CEBU. Prices of seafood are expected to soar following the surge of the country’s inflation rate. (SunStar photo/Amper Campaña)
CEBU. Prices of seafood are expected to soar following the surge of the country’s inflation rate. (SunStar photo/Amper Campaña)

IF NOT acted on immediately, the rising prices of basic commodities may trigger social unrest, another problem the government may want to avoid.

Regional data of the Philippine Statistics Authority (PSA) for August showed that the inflation rate in Central Visayas is at 6.3 percent from 6.5 percent in the previous month.

The country’s current inflation rate stood at 6.4 percent. Year-to-date inflation is at 4.8 percent.

Business leaders said the continued rise in inflation, especially on food products, becomes a double burden to the lower segment of society where food accounts for more than half of their expenditures.

While they understood that the country’s rising inflation is a combination of a lot of factors, they said the government must begin looking for solutions immediately to taper it off; otherwise, the investors will begin looking away from the country.

“Fortunately, the biggest factor affecting our inflation rate now is directly under the management and control of our government,” said Cebu Chamber of Commerce and Industry president Antonio Chiu.

He is referring to the high prices of food, particularly rice, which is under the Department of Agriculture and the National Food Authority (NFA).

Chiu said the situation is grossly mismanaged because of incompetence or corruption.

“The short-term solution requires presidential action and the long-term solution is to get rid of NFA through an act of Congress because they have completely failed in their mandate,” he said.

Chiu explained that the prevailing high prices of rice are happening at a time when rice is abundant in the world market at a relatively cheap price.

“This is the reason our food situation is now alarming and will cause social unrest if not addressed immediately,” he said.

Cebu Business Club president Gordon Alan Joseph suggested that free importation of rice and other critical food products be allowed.

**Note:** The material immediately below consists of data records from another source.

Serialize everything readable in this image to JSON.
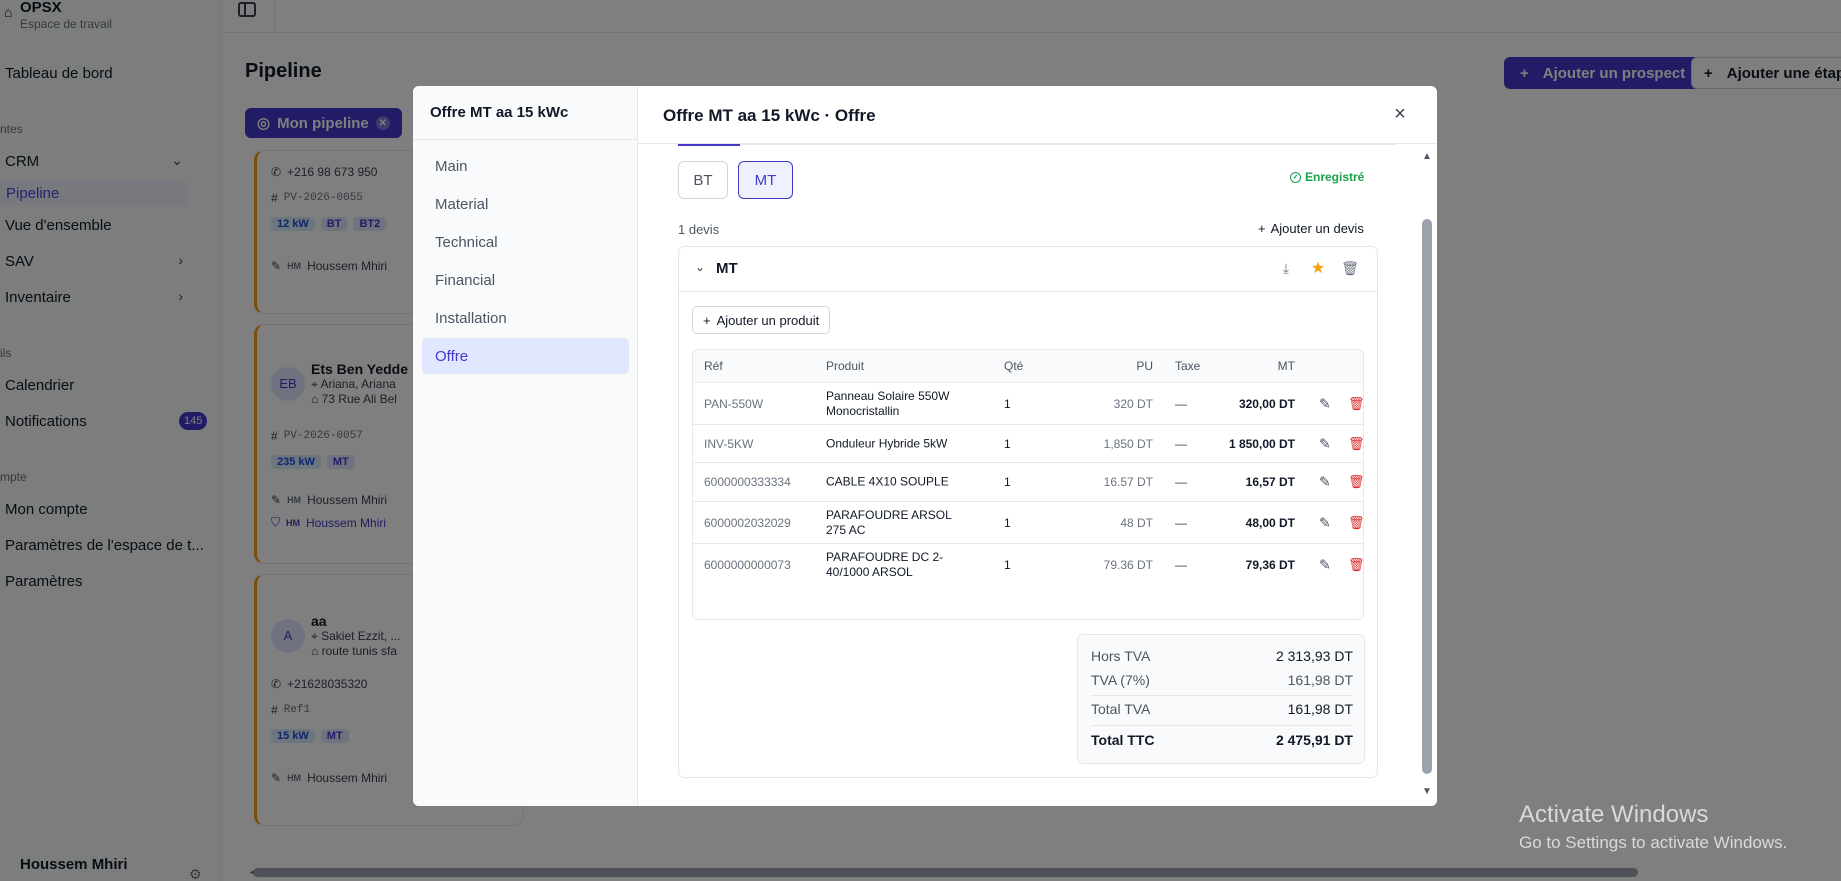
{
  "app": {
    "name": "OPSX",
    "workspace": "Espace de travail"
  },
  "sidebar": {
    "dashboard": "Tableau de bord",
    "section_sales": "ntes",
    "crm": "CRM",
    "pipeline": "Pipeline",
    "overview": "Vue d'ensemble",
    "sav": "SAV",
    "inventory": "Inventaire",
    "section_tools": "ils",
    "calendar": "Calendrier",
    "notifications": "Notifications",
    "notifications_count": "145",
    "section_account": "mpte",
    "my_account": "Mon compte",
    "workspace_settings": "Paramètres de l'espace de t...",
    "settings": "Paramètres",
    "user": "Houssem Mhiri"
  },
  "page": {
    "title": "Pipeline",
    "filter_chip": "Mon pipeline",
    "add_prospect": "Ajouter un prospect",
    "add_stage": "Ajouter une étape"
  },
  "cards": [
    {
      "phone": "+216 98 673 950",
      "ref": "PV-2026-0055",
      "kw": "12 kW",
      "tags": [
        "BT",
        "BT2"
      ],
      "owner_initials": "HM",
      "owner": "Houssem Mhiri"
    },
    {
      "initials": "EB",
      "name": "Ets Ben Yedde",
      "location": "Ariana, Ariana",
      "address": "73 Rue Ali Bel",
      "ref": "PV-2026-0057",
      "kw": "235 kW",
      "tags": [
        "MT"
      ],
      "owner_initials": "HM",
      "owner": "Houssem Mhiri",
      "owner2": "Houssem Mhiri"
    },
    {
      "initials": "A",
      "name": "aa",
      "location": "Sakiet Ezzit, ...",
      "address": "route tunis sfa",
      "phone": "+21628035320",
      "ref": "Ref1",
      "kw": "15 kW",
      "tags": [
        "MT"
      ],
      "owner_initials": "HM",
      "owner": "Houssem Mhiri"
    }
  ],
  "modal": {
    "nav_title": "Offre MT aa 15 kWc",
    "nav_items": [
      "Main",
      "Material",
      "Technical",
      "Financial",
      "Installation",
      "Offre"
    ],
    "active_nav": "Offre",
    "header_title": "Offre MT aa 15 kWc · Offre",
    "close": "×",
    "segments": [
      "BT",
      "MT"
    ],
    "active_segment": "MT",
    "saved_status": "Enregistré",
    "quote_count": "1 devis",
    "add_quote": "Ajouter un devis",
    "quote": {
      "name": "MT",
      "add_product": "Ajouter un produit",
      "columns": [
        "Réf",
        "Produit",
        "Qté",
        "PU",
        "Taxe",
        "MT"
      ],
      "rows": [
        {
          "ref": "PAN-550W",
          "product": "Panneau Solaire 550W Monocristallin",
          "qty": "1",
          "pu": "320 DT",
          "tax": "—",
          "mt": "320,00 DT"
        },
        {
          "ref": "INV-5KW",
          "product": "Onduleur Hybride 5kW",
          "qty": "1",
          "pu": "1,850 DT",
          "tax": "—",
          "mt": "1 850,00 DT"
        },
        {
          "ref": "6000000333334",
          "product": "CABLE 4X10 SOUPLE",
          "qty": "1",
          "pu": "16.57 DT",
          "tax": "—",
          "mt": "16,57 DT"
        },
        {
          "ref": "6000002032029",
          "product": "PARAFOUDRE ARSOL 275 AC",
          "qty": "1",
          "pu": "48 DT",
          "tax": "—",
          "mt": "48,00 DT"
        },
        {
          "ref": "6000000000073",
          "product": "PARAFOUDRE DC 2-40/1000 ARSOL",
          "qty": "1",
          "pu": "79.36 DT",
          "tax": "—",
          "mt": "79,36 DT"
        }
      ],
      "totals": [
        {
          "label": "Hors TVA",
          "value": "2 313,93 DT"
        },
        {
          "label": "TVA (7%)",
          "value": "161,98 DT"
        },
        {
          "label": "Total TVA",
          "value": "161,98 DT"
        },
        {
          "label": "Total TTC",
          "value": "2 475,91 DT"
        }
      ]
    }
  },
  "windows_watermark": {
    "title": "Activate Windows",
    "subtitle": "Go to Settings to activate Windows."
  },
  "colors": {
    "accent": "#4338ca",
    "saved": "#16a34a",
    "danger": "#dc2626",
    "star": "#f59e0b",
    "card_border": "#f59e0b"
  },
  "icons": [
    "menu-icon",
    "close-icon",
    "plus-icon",
    "check-circle-icon",
    "chevron-down-icon",
    "download-icon",
    "star-icon",
    "trash-icon",
    "pencil-icon",
    "phone-icon",
    "hash-icon",
    "bolt-icon",
    "map-pin-icon",
    "home-icon",
    "gear-icon"
  ]
}
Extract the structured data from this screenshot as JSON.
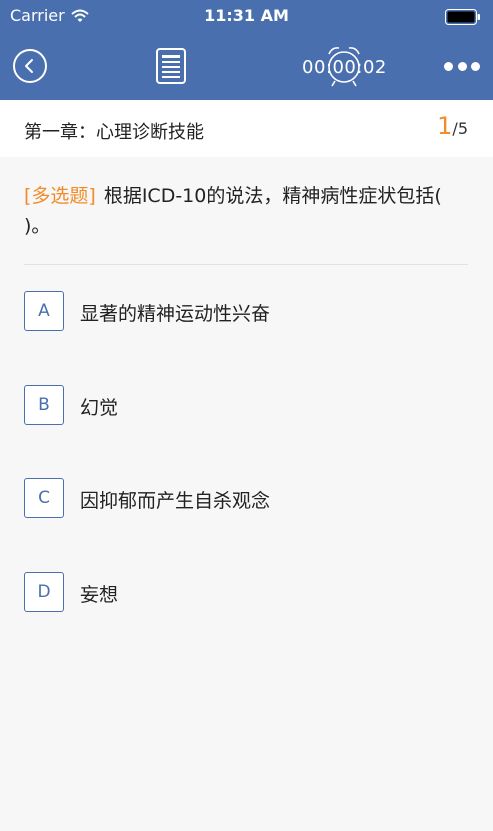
{
  "status": {
    "carrier": "Carrier",
    "time": "11:31 AM"
  },
  "nav": {
    "timer": "00:00:02"
  },
  "chapter": {
    "title": "第一章：心理诊断技能",
    "current": "1",
    "total": "/5"
  },
  "question": {
    "type": "[多选题]",
    "text": "根据ICD-10的说法，精神病性症状包括(    )。"
  },
  "options": [
    {
      "letter": "A",
      "text": "显著的精神运动性兴奋"
    },
    {
      "letter": "B",
      "text": "幻觉"
    },
    {
      "letter": "C",
      "text": "因抑郁而产生自杀观念"
    },
    {
      "letter": "D",
      "text": "妄想"
    }
  ],
  "colors": {
    "nav_bg": "#4a6fae",
    "accent": "#f28c28",
    "option_border": "#4a6fae"
  },
  "icons": [
    "wifi-icon",
    "battery-icon",
    "back-icon",
    "document-icon",
    "alarm-clock-icon",
    "more-icon"
  ]
}
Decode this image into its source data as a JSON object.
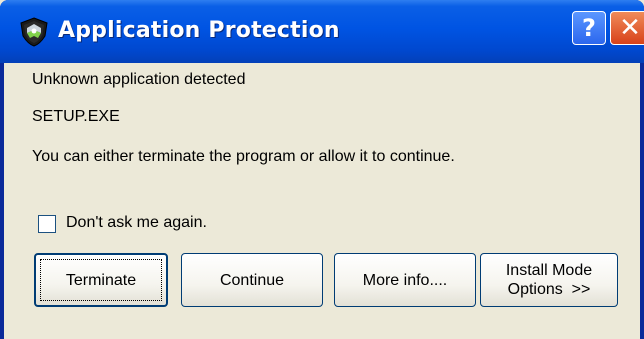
{
  "window": {
    "title": "Application Protection",
    "help_symbol": "?",
    "close_symbol": "✕",
    "title_icon": "shield-icon"
  },
  "message": {
    "line1": "Unknown application detected",
    "filename": "SETUP.EXE",
    "line3": "You can either terminate the program or allow it to continue."
  },
  "checkbox": {
    "label": "Don't ask me again.",
    "checked": false
  },
  "buttons": {
    "terminate": "Terminate",
    "continue": "Continue",
    "more_info": "More info....",
    "install_line1": "Install Mode",
    "install_line2": "Options  >>"
  },
  "colors": {
    "titlebar": "#0054e3",
    "client_bg": "#ece9d8",
    "close_btn": "#d8421a"
  }
}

“This increasing inflation is very worrying not just for business but for all Filipinos and investors. This is a sign of flaws in our economic policies,” he said.

Joseph also called for the postponement and review of the Train 2 package and the removal of the excise tax increase on fuel.

Steven Yu, vice president of Mandaue Chamber of Commerce and Industry (MCCI), said the government should resolve with urgency the rice crisis situation by making affordable rice stocks available in the market within September or soonest.

Yu believes that consumers should be able to access these cheaper rice stocks conveniently.

Yu also wants the government to revisit the need to increase the paid leaves of employees vis-a-vis its effect on costs of doing business and productivity.

“We wonder why they have to increase the sick leave to 10 days and maternity leave to 100 days when we have so many holidays in the Philippines,” he said.

For MCCI president Stanley Go, there is no one-size-fits-all solution to address the high inflation problem because it should be a long-term solution that the government must invest in.

“It is high time that we should take food security seriously,” he said.

Inflation is the rate at which the general level of prices of goods and services is rising. It impacts on household income and spending. Inflation that falls within target normally is a result of a stable economy and proper monetary policy.